Background: Most (70%) epithelial ovarian cancers (EOCs) are diagnosed late. Non-invasive biomarkers that facilitate disease detection and predict outcome are needed. The microRNAs (miRNAs) represent a new class of biomarkers. This study was to identify and validate plasma miRNAs as biomarkers in EOC.
Methodology/principal findings: We evaluated plasma samples of 360 EOC patients and 200 healthy controls from two institutions. All samples were grouped into screening, training and validation sets. We scanned the circulating plasma miRNAs by TaqMan low-density array in the screening set and identified/validated miRNA markers by real-time polymerase chain reaction assay in the training set. Receiver operating characteristic and logistic regression analyses established the diagnostic miRNA panel, which were confirmed in the validation sets.
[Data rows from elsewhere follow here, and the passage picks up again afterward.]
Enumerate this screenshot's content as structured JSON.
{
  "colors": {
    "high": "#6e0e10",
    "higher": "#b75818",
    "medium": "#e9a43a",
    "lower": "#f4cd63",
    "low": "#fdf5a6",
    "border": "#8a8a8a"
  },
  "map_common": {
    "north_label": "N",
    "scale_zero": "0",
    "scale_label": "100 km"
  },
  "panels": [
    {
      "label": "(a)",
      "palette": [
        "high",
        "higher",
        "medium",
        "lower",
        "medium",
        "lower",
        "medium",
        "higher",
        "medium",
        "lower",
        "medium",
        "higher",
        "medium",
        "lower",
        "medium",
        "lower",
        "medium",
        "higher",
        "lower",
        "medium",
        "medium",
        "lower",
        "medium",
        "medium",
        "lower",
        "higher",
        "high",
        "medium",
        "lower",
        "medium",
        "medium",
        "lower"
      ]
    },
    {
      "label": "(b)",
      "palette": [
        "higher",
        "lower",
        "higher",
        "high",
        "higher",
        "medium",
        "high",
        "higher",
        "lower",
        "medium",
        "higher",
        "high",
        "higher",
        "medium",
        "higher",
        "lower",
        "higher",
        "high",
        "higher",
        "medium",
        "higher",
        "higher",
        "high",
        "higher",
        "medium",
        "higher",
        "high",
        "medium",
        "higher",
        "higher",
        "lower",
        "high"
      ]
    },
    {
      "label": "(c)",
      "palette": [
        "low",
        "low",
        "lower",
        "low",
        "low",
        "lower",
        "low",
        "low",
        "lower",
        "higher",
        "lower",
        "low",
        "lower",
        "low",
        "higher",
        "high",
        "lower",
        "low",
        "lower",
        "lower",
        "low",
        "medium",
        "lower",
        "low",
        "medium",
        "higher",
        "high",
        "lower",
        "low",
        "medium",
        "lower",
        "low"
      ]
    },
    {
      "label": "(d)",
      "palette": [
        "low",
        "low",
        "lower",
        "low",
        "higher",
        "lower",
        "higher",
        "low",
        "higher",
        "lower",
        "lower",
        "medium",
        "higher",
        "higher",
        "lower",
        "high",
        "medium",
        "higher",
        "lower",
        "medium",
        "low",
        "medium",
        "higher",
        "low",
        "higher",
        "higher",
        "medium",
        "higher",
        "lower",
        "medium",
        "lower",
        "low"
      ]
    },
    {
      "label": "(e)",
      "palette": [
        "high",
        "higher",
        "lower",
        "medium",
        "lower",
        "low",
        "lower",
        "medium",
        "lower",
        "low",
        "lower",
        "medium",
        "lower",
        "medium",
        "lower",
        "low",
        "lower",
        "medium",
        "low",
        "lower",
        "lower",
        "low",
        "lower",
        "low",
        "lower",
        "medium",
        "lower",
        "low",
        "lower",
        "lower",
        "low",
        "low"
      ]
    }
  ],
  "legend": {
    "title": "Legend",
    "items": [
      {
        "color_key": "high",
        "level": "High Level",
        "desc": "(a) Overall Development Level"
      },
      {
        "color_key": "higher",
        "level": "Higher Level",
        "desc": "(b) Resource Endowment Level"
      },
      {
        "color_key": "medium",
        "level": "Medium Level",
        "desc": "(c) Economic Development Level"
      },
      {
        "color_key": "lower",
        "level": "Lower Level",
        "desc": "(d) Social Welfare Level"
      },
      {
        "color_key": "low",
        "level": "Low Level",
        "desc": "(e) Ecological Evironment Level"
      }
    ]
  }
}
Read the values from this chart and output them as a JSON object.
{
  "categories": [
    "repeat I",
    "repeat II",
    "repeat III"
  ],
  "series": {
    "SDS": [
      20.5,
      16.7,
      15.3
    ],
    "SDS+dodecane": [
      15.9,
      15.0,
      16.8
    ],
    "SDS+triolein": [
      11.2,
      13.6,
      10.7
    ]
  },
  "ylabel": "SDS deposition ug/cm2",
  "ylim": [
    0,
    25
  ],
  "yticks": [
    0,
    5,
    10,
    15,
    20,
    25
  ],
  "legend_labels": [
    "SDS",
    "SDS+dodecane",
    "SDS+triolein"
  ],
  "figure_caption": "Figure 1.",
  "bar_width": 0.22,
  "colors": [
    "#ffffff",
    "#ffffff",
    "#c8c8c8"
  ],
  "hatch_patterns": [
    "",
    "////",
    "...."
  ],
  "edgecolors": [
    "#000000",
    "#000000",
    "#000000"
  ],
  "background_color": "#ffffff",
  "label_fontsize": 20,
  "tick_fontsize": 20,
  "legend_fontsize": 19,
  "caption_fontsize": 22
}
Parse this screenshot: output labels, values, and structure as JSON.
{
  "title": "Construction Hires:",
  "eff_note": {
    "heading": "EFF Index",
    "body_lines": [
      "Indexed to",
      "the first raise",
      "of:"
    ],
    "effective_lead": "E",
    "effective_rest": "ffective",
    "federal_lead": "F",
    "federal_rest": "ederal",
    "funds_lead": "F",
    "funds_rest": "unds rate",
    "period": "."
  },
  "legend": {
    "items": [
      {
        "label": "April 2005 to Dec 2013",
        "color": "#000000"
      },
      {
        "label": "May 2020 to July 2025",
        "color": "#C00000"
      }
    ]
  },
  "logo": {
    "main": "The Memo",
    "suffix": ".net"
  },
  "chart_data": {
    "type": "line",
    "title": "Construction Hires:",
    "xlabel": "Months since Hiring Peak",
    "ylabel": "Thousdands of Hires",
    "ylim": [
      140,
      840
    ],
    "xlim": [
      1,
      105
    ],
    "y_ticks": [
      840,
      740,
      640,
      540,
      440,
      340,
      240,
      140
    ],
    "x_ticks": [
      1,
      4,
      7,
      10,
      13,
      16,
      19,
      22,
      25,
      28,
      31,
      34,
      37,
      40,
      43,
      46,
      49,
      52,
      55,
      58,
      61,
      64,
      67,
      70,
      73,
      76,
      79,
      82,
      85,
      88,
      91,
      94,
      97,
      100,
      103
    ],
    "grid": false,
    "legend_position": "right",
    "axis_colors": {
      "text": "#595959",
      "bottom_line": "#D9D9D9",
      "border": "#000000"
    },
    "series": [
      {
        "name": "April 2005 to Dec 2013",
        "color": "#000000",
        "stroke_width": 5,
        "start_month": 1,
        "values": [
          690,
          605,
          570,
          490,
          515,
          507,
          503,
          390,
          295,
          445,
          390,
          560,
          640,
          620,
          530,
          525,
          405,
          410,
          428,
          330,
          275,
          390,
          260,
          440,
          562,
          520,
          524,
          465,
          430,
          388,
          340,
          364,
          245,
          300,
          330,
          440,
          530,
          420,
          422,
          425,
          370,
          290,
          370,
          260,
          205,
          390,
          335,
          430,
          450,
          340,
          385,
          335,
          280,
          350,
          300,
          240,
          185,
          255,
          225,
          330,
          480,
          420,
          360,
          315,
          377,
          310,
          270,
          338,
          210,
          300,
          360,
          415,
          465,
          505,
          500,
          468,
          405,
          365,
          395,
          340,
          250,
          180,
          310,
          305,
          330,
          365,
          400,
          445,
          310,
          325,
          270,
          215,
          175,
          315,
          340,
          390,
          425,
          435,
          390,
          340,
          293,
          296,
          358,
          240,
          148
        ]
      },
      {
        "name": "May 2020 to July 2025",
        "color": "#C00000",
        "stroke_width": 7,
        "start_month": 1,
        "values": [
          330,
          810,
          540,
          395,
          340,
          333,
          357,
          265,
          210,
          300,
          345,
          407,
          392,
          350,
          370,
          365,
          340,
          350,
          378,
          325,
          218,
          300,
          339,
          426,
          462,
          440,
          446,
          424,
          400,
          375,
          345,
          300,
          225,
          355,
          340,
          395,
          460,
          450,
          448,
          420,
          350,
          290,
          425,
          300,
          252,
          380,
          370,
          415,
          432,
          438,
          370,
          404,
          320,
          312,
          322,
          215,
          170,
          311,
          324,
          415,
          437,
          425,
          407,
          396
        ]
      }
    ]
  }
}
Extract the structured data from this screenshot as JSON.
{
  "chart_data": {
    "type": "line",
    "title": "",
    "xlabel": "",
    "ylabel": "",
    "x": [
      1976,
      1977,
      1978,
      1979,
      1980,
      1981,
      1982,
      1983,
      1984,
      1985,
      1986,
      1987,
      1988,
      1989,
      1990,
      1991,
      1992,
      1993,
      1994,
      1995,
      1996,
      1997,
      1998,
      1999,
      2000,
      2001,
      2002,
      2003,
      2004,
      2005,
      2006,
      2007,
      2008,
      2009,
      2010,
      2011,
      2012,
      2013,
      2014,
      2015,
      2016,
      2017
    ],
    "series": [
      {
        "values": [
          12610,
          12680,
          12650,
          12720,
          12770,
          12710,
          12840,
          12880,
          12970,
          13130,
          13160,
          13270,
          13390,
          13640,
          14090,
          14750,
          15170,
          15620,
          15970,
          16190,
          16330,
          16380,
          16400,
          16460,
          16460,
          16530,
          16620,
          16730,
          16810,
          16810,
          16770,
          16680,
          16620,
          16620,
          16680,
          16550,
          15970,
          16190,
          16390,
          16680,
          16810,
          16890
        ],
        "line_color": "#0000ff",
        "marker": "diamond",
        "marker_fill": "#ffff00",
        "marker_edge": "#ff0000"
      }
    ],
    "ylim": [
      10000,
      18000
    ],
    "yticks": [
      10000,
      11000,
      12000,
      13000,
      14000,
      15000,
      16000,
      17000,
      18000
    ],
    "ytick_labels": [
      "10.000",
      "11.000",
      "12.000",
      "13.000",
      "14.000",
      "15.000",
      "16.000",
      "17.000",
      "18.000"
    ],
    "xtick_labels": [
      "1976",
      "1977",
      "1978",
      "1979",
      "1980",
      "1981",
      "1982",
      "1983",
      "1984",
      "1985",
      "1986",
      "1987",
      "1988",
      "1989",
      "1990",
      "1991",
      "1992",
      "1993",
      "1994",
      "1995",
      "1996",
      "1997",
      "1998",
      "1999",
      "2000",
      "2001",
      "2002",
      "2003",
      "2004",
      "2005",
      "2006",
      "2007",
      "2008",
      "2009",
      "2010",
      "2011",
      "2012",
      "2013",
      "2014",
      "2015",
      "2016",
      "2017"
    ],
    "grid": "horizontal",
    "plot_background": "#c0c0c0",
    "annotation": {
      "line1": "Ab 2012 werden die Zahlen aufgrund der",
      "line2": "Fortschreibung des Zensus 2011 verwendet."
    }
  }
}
We found higher plasma miR-205 and lower let-7f expression in cases than in controls. MiR-205 and let-7f together provided high diagnostic accuracy for EOC, especially in patients with stage I disease. The combination of these two miRNAs and carbohydrate antigen-125 (CA-125) further improved the accuracy of detection. MiR-483-5p expression was elevated in stages III and IV compared with in stages I and II, which was consistent with its expression pattern in tumor tissues. Furthermore, lower levels of let-7f were predictive of poor prognosis in EOC patients.
Conclusions/significance: Our findings indicate that plasma miR-205 and let-7f are biomarkers for ovarian cancer detection that complement CA-125; let-7f may be predictive of ovarian cancer prognosis.